The performance of John Cage's "Organ²/

ASLSP (As Slow As Possible)" started on Sept.

5, 2001, and is set to finish in 2640. The last

time the note changed was October 2013;

the next change isn't due until 2020.



35. There's an opera house on the U.S.–

Canada border where the stage is in one

country and half the audience is in another.



36. The tiny parasite Toxoplasma gondii can

only breed sexually when in the guts of a cat.
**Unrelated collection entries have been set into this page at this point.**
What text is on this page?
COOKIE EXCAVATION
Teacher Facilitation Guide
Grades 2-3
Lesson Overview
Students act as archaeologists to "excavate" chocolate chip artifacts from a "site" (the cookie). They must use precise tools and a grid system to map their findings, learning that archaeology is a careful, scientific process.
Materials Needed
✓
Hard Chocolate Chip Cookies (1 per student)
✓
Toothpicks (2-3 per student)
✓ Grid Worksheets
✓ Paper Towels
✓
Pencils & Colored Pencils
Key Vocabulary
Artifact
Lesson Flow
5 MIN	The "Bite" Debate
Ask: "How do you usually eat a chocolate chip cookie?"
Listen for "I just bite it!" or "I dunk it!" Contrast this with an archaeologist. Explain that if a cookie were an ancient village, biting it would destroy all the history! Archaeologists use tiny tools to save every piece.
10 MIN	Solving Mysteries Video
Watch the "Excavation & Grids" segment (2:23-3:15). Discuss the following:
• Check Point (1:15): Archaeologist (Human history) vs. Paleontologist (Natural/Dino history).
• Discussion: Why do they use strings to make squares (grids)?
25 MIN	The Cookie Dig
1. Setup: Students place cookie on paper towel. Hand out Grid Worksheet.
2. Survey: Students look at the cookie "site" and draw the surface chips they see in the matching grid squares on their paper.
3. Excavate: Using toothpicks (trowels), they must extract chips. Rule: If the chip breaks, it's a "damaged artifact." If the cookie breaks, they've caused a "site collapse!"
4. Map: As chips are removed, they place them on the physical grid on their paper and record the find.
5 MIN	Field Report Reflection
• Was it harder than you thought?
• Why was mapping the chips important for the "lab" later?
To this end, when it infects rats, it changes

their behaviour to make them less scared of

cats.





37. The katzenklavier ("cat piano") was a

musical instrument made out of cats.

Designed by 17th-century German scholar

Athanasius Kircher, it consisted of a row of

caged cats with different voice pitches, who

could be "played" by a keyboardist driving

nails into their tails.



38. There is a single mega-colony of ants that

spans three continents, covering much of

Europe, the west coast of the U.S., and the

west coast of Japan.



39. The largest snowflake ever recorded

reportedly measured 15 inches across.



40. An epidemic of laughing that lasted

almost a year broke out in Tanganyika (now

Tanzania) in 1962. Several thousand people

were affected, across several villages. It

forced a school to close. It wasn't fun, though

— other symptoms included crying, fainting,

rashes, and pain.



41. The Romans used to clean and whiten

their teeth with urine. Apparently it works.

Please don't do it, though.



42. There are around 60,000 miles of blood

vessels in the human body. If you took them

all out and laid them end to end, they'd

stretch around the world more than twice.

But, seriously, don't do that either.